AI Customer Data Use Policy Generator

Draft a customer-facing policy on how you use AI with their data

Describe how your product uses customer data with AI systems and generate a customer-facing policy covering data use, opt-out rights, automated decision-making, and AI provider disclosure — ready for your privacy center. It runs free in your browser on Gera Tools, with nothing uploaded.

Last updated Source: Gera Tools

Is this policy legally compliant out of the box?

It produces a solid, transparency-focused draft aligned with common GDPR, CCPA, and EU AI Act expectations, but it is a template, not legal advice. Have counsel review it against your actual processing, jurisdictions, and contracts before publishing.

Tell customers how you use AI with their data

Customers increasingly expect a clear answer to “what does your AI do with my data?” — and regulators increasingly require one. This generator turns a short description of your product and its AI uses into a customer-facing policy covering what data is processed, why, which providers are involved, whether decisions are automated, and how to opt out. It builds the document in your browser; nothing you enter leaves the page.

How it works

You describe your product, the customer data involved, and each way you use AI (support, recommendations, content generation, fraud scoring, and so on). You indicate whether an opt-out exists, whether any AI-driven decisions are fully automated, and which model providers you want to disclose. The tool assembles these into a structured policy with sections for data used, purposes, provider disclosure, automated decision-making and human review rights, opt-out mechanics, retention, and contact. A copy button drops the formatted text straight into your privacy center.

What the policy covers and why each section matters

Data used — customers want to know which data the AI actually processes. “Your account data” is too vague; “your past support conversations and usage history” is honest and specific. Vague data descriptions are increasingly flagged by data protection authorities as failing the transparency standard.

Purposes — stating why you use AI (to personalise recommendations, to speed up support responses, to detect fraud) is different from just describing the feature. The purpose is what justifies the processing under most privacy regimes, and customers find it easier to consent to a stated purpose than to a black-box system.

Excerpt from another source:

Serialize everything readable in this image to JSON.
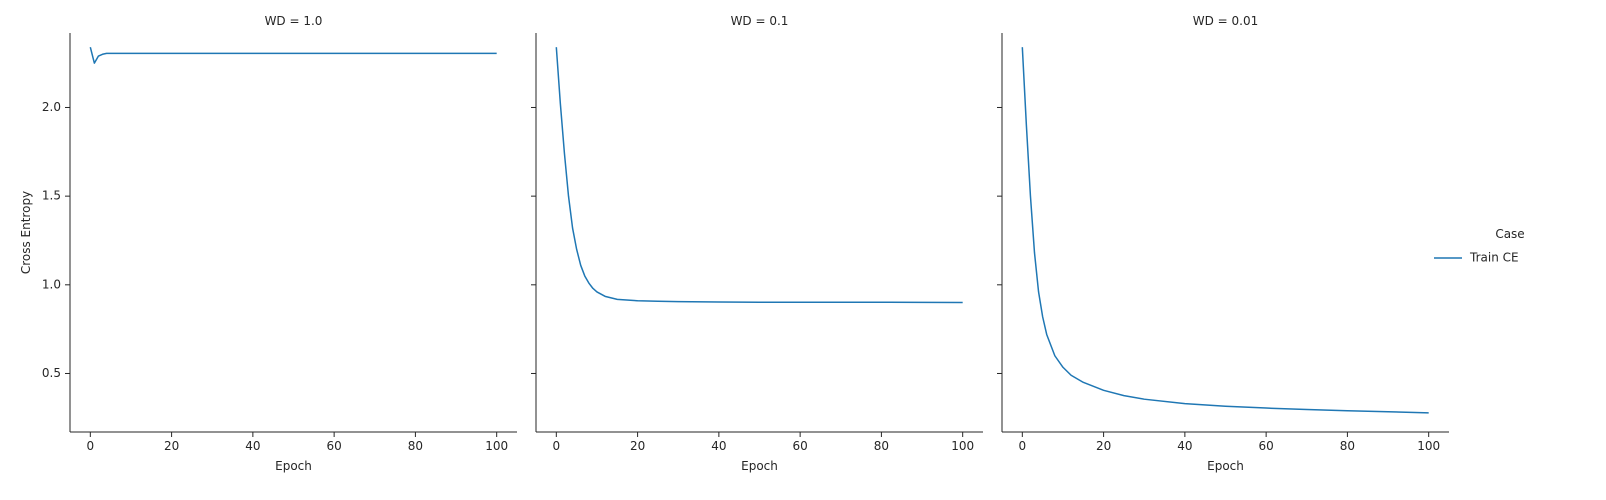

Provider disclosure — when you send customer data to an AI model provider to run inference, that provider is typically a data processor or sub-processor, and privacy law generally expects you to name the category of recipients or the specific companies. Disclosing OpenAI, Anthropic, or Google Gemini by name is increasingly expected rather than exceptional, and it builds trust.

Automated decisions and human review — this is the section most likely to be legally required. If AI output drives a decision that affects a customer — a support case routed to a bot rather than a human, a fraud flag that restricts an account, a pricing adjustment — those affected users have rights in many jurisdictions, including the right to request a human review. The generated policy flags when AI materially informs decisions and includes the mechanism for requesting human review.

Opt-out — not every AI use allows an opt-out (if AI is core to the service, opting out may mean not using the service), but non-essential AI uses — training, personalisation, enhancement — should offer one. The policy distinguishes these and gives the customer a realistic picture of what opting out actually changes.

Training on customer data — this is the question customers ask most and trust hinges on. If you do not train on customer content, say so explicitly; it is one of the most trust-building lines in any AI transparency document. If you do train, explain the basis and how to object.

Tips and notes

  • Name your providers. Listing the model vendors you rely on is a transparency expectation and a trust signal.
  • Be honest about training. If you do not train on customer content, say so — it is one of the most reassuring lines you can include.
  • Flag automated decisions. If AI materially affects a person, disclose it and offer human review.
  • Publish it prominently. A disclosure buried in the footer of the privacy policy is weaker than a dedicated “How we use AI” page linked from your product.
  • Have counsel review. This is a strong template, not a legal opinion for your specific processing and jurisdictions.